Тут же Женьку списали на берег.
— Нет у меня времени больше с тобой возиться, — сказал Воронин. — Расстанемся друзьями.
Женька стоял перед ним, опустив голову.
Перед тем как сойти в лодку, он оглянулся, ища глазами Соню. В руках у него был маленький узелок — все его вещи. Но Сони на палубе не было. Она сидела в каюте, плакала и боялась выходить.
А Кате казалось, что все на пароходе недовольны ею, точно она виновата в том, что случилось с Женькой.
Пароход шел дальше. Так же несли вахту матросы, штурманы, рулевые. В машинном отделении двигались огромные блестящие шатуны, с шумом вращая коленчатый вал. Никто не говорил больше о Кулагине, но Кате казалось, что все осуждают ее. И она не знала: правильно она вела себя с Кулагиным или неправильно?
Обхватив колени руками, Катя сидела вечером на палубе, невидимая за большой бухтой каната, и смотрела на реку.
Прошли Новодевичье. Далеко на горизонте встала чуть заметная полоска — Жигули. Их продолговатая гряда становилась все отчетливее. Волга круто поворачивала на восток.
Караульный бугор… Кабацкая гора… На зеленых склонах стоят нефтяные вышки, красные и белые баки нефтяных промыслов. Жигули в сплошном зеленом гнету, только белеют пятна оголенных утесов, причудливые очертания выветрившихся известняков. Тени деревьев переламываются в воде.

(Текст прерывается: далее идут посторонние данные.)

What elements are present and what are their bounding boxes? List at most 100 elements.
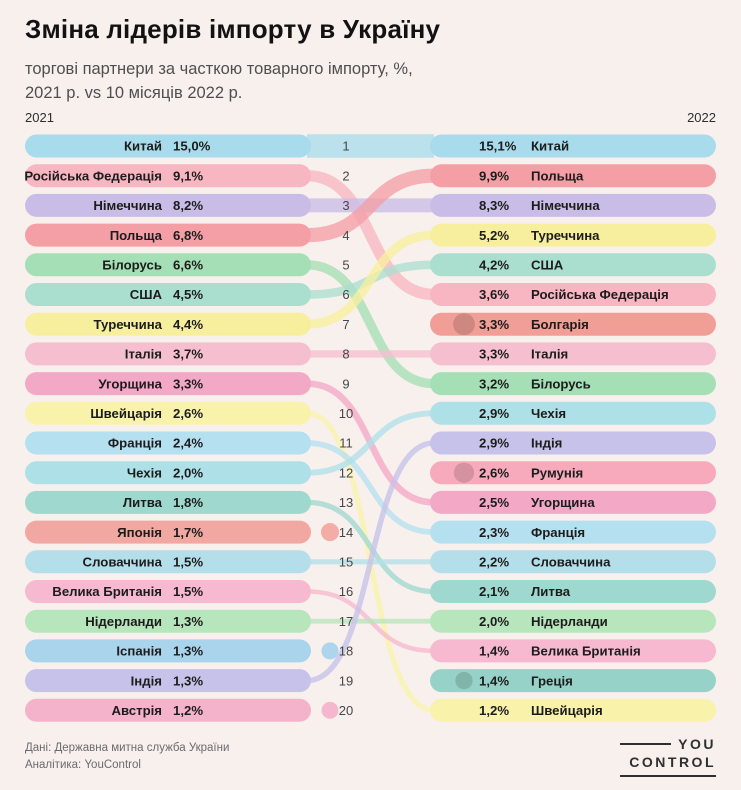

Все знакомое, привычное, беспредельно глубокое и щемящее сердце, как детство, как родной дом.
Солнце только что зашло. У берегов вода сине-голубая, а в середине реки идет широкой кирпично-красной полосой. Купол неба синий-синий. Ближе к краям он постепенно переходит в ярко-красные облака, как бы прослоенные черными линиями вдоль и красными лучами заката поперек.
Неужели из-за нее Кулагин бросился в воду? Он стоял перед ней со своим узелком, жалкий, подавленный, ищущий глазами Соню и не находящий ее. Куда он пойдет один в незнакомом городе? Почему, когда она говорит правду, люди обижаются на нее? Она вспомнила осуждающий взгляд бабушки тогда, на огороде.

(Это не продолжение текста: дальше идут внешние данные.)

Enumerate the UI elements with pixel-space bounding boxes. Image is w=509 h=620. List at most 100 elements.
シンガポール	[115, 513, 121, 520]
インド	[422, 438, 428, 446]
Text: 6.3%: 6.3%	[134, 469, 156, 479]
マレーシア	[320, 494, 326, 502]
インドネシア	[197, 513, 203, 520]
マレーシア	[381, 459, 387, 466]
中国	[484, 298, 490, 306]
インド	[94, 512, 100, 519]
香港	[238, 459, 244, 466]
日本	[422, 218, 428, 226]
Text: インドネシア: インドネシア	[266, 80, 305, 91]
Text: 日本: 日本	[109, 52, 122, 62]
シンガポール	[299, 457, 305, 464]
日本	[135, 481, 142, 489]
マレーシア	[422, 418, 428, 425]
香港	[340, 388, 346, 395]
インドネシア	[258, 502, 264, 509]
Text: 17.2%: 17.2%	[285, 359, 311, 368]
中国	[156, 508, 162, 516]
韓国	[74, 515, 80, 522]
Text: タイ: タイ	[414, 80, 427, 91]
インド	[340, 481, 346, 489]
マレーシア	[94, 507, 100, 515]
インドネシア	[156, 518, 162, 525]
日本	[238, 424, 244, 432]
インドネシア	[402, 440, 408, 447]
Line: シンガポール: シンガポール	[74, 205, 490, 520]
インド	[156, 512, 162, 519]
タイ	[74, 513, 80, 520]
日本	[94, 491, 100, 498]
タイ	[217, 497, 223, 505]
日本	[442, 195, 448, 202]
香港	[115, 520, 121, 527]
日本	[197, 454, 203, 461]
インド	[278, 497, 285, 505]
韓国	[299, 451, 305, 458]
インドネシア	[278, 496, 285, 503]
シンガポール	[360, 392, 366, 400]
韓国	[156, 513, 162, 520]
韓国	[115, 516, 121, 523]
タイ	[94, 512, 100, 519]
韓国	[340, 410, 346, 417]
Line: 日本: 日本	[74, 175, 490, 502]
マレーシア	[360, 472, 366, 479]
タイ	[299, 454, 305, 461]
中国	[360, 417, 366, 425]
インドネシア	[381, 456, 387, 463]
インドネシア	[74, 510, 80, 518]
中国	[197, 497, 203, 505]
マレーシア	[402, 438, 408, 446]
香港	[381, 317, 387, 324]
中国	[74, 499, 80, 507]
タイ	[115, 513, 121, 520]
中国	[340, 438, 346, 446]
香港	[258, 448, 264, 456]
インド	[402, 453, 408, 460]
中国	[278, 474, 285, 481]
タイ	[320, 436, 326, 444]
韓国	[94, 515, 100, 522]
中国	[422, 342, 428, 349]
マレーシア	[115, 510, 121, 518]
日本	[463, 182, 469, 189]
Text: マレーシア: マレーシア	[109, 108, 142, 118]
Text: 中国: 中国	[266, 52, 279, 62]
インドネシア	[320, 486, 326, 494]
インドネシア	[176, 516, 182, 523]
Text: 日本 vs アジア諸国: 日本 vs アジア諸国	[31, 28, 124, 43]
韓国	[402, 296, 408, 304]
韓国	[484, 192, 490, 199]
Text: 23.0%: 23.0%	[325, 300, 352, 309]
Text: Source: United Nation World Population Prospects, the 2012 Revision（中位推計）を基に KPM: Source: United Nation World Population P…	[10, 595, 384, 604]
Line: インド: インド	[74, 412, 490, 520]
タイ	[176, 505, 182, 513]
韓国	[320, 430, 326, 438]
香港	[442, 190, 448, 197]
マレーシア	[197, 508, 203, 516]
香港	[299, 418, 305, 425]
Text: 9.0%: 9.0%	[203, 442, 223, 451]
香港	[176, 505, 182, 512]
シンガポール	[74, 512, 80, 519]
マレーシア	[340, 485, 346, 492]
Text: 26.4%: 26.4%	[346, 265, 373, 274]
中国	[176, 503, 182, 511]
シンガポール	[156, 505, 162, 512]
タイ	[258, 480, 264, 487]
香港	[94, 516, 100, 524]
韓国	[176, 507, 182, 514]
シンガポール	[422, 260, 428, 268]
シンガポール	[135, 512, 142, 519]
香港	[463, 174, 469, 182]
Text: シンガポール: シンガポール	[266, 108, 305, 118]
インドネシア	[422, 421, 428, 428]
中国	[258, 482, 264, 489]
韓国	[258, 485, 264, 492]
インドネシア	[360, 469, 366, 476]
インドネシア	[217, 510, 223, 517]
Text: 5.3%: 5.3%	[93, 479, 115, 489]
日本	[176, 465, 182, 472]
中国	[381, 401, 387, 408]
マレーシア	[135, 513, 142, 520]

…И теперь Женька! В чем она виновата?
Звук голосов, приглушенных стеклами рубки, но в вечерней тишине отчетливо слышных, донесся до нее. Она прислушалась. Разговаривали отец, Сутырин и Илюхин.

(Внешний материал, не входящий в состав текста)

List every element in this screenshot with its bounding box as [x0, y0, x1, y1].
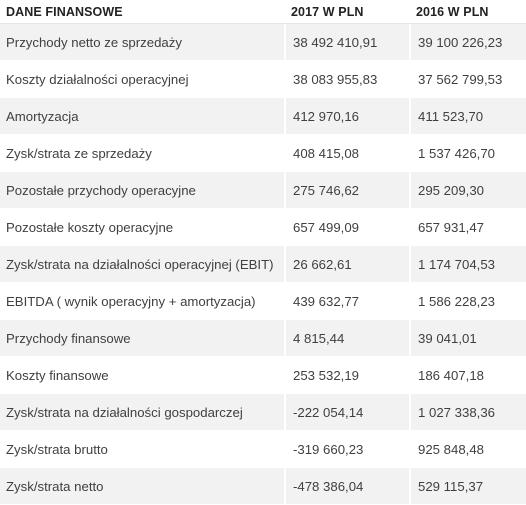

— Вот у меня дед, — говорил отец своим медленным, глуховатым голосом, — в свое время — лоцман!.. Тоже буян был. А почему? Лихость некуда было девать, потому и буянил.
— Буянство не лихость, — сказал Илюхин и зашелся знакомым Кате долгим, надрывистым кашлем.
— Полный! — крикнул Сутырин в трубку.
— Тоже в гражданскую лихие люди были, — снова сказал отец. — Так ведь Россию поднимали, переворачивали наизнанку… Помню, был у нас один такой лихач… Фуражку снесло, так он под пулями за ней поплыл. Кругом так и цокает, так и цокает, а он плывет… И ежели вдуматься, так его эта лихость — на пользу: свои бойцы смотрят, думают — ничего смелого человека не берет, — а белые тоже думают: если у красных такие бойцы, значит, плохо наше дело. И выходит: лихость — на пользу.
— И достал? — спросил Сутырин.
— Достал.
Илюхин снова закашлялся.
— В драке завсегда так: богатый бережет рожу, а бедный — одежу.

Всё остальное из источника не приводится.